On peut dire d’abord de Nicias ce qu’en a écrit Aristote : qu’il y avait à Athènes trois hommes, les meilleurs citoyens, qui avaient pour le peuple une bienveillance, une affection paternelle, Nicias fils de Nicératus, Thucydide fils de Milésias[1], et Théramène fils d’Agnon. Ce dernier toutefois avait ces qualités moins que les deux autres : on lui faisait un crime de sa naissance, comme étranger, natif de Céos ; et son manque de fixité dans la politique, qui se faisait flotter sans cesse entre les partis, l’avait fait surnommer Cothurne[2]. Thucydide était le plus âgé des trois ; et plusieurs fois il se mit à la tête du parti des nobles et des gens de bien, et combattit Périclès, qui disposait du peuple. Nicias était plus jeune ; cependant il jouissait de quelque considération dès le temps de Périclès : il fut son collègue dans le commandement des armées, il commanda même seul plus d’une fois. Après la mort de Périclès, il se trouva aussitôt porté au premier rang, surtout par les personnages les plus riches et les plus distingués, qui voulaient se faire de lui un rempart contre le cynisme et l’audace de Cléon.
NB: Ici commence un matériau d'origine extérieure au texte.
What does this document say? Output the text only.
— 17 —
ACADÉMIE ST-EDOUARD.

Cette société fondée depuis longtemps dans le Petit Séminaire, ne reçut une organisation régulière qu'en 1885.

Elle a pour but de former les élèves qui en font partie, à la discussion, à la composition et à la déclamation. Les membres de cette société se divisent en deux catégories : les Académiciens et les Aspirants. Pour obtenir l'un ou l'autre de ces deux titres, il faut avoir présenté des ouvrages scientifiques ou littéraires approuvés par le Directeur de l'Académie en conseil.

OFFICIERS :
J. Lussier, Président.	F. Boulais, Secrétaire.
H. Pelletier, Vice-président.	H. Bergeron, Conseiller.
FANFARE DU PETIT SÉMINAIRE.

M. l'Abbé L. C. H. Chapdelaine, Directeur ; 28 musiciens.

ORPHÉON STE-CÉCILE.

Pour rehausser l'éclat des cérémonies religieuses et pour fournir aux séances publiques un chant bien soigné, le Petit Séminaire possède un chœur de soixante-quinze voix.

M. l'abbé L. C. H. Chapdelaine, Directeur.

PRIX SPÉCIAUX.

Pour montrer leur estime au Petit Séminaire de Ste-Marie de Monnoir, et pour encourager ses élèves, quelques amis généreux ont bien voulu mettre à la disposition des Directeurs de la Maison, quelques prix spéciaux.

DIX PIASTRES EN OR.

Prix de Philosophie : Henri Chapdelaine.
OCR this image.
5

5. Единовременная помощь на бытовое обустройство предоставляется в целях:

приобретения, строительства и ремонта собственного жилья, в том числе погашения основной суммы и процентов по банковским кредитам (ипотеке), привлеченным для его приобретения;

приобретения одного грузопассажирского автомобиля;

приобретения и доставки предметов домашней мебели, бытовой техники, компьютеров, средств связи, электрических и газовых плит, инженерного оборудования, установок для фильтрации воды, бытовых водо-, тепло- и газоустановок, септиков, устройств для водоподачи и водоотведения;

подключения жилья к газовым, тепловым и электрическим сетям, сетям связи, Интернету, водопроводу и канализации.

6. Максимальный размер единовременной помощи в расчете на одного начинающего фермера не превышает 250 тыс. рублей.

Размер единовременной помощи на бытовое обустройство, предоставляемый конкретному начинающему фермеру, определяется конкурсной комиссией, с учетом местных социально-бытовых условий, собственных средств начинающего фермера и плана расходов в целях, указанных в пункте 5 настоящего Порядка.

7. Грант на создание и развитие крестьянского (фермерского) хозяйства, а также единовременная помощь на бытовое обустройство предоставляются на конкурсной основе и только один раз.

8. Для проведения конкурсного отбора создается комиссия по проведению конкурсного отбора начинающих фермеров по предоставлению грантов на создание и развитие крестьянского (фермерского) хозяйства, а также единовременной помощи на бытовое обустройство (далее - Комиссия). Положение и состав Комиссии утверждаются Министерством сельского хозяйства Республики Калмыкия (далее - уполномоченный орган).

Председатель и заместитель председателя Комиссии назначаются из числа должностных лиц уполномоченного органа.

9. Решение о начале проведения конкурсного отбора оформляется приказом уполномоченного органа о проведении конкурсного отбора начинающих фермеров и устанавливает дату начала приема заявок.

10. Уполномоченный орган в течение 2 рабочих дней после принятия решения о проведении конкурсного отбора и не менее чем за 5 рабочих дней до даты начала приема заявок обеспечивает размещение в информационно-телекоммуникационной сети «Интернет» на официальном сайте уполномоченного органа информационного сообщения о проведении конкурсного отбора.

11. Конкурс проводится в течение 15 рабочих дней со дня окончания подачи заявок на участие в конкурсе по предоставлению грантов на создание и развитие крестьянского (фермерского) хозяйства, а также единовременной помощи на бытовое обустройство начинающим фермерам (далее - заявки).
Malgré cela, il était dans les bonnes grâces du peuple, qui ap-

  1. C’est celui dont il est si souvent fait mention dans la Vie de Périclès, et qu’il ne faut pas confondre avec Thucydide fils d’Olorus, l’historien, qui fut aussi homme d’État.
  2. La raison de ce surnom bizarre, c’est, dit-on, que le cothurne était à la fois une chaussure pour les hommes et pour les femmes, et qu’on pouvait mettre indifféremment de l’un ou de l’autre pied.